Interessant ist, dass in der ganzen Verhandlung über bislang elf Tage bislang kaum ein politischer Bezugspunkt des Täters zur Sprache kam. Er sagt, dass er sich im Internet bei den üblichen Online-Medien informiert habe und darüber hinaus auf "Seiten, die nicht regierungsgesteuert sind". Mutmaßlich meint er damit rechte Foren, doch genauer wurde das im Prozess nicht thematisiert. Die Vermutung, er wäre zu Pegida-Demonstrationen nach Dresden gefahren, wenn er mehr Geld gehabt hätte, wies S. im Prozess deutlich zurück.
Während des Oberbürgermeister-Wahlkampfes besorgte sich S. Aufkleber über das Internet, auf denen "Antifa-Banden zerschlagen!" steht, und klebte sie auf Rekers Plakate. Dass unterhalb dieses Spruches auch der Name der rechtsradikalen Partei "Der III. Weg" steht, kümmerte ihn nicht. "Das wird irgendeine rechte Gruppe sein", sagte er auf Nachfrage der Vorsitzenden Richterin.

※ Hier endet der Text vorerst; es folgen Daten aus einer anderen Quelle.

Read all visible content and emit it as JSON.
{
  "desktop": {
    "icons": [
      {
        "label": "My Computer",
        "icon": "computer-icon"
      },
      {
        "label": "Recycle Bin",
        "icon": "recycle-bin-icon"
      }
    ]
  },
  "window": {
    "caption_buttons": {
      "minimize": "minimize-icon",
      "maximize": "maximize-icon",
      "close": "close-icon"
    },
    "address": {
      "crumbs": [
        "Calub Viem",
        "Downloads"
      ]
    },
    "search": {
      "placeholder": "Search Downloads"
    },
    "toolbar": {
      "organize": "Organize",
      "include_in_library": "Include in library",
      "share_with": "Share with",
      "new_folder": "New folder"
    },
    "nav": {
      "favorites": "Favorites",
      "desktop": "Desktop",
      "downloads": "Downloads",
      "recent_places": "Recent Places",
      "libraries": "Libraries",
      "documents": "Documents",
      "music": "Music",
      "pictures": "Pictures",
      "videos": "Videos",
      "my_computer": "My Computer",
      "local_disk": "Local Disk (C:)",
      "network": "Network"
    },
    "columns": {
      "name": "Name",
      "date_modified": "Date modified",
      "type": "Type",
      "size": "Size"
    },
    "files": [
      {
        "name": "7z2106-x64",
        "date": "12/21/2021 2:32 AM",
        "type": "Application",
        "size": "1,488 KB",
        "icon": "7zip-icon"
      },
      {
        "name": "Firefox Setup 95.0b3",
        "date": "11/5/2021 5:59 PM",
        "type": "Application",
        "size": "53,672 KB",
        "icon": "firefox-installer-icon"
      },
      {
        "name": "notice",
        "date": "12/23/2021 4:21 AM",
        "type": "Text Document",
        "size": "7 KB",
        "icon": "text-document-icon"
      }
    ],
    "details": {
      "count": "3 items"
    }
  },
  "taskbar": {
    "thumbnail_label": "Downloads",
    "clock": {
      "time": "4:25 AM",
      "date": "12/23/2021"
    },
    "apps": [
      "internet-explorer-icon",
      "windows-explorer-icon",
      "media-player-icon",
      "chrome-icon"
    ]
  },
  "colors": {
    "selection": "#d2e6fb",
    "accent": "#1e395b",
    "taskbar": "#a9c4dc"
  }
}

Es ist gut möglich, dass Frank S. über das Internet von der aggressiven Anti-Flüchtlings-Stimmung beeinflusst wurde. Rechtsradikale Ansichten hatte er allerdings schon Jahre zuvor. Das Attentat beging er in erster Linie nicht, weil es ihm jemand eingeflüstert hätte oder weil er das Programm einer Partei oder Bewegung überinterpretierte. Das Attentat war der Versuch, sich selbst zu beweisen, dass er die Dinge im Griff hat und sein Leben einen Sinn ergibt.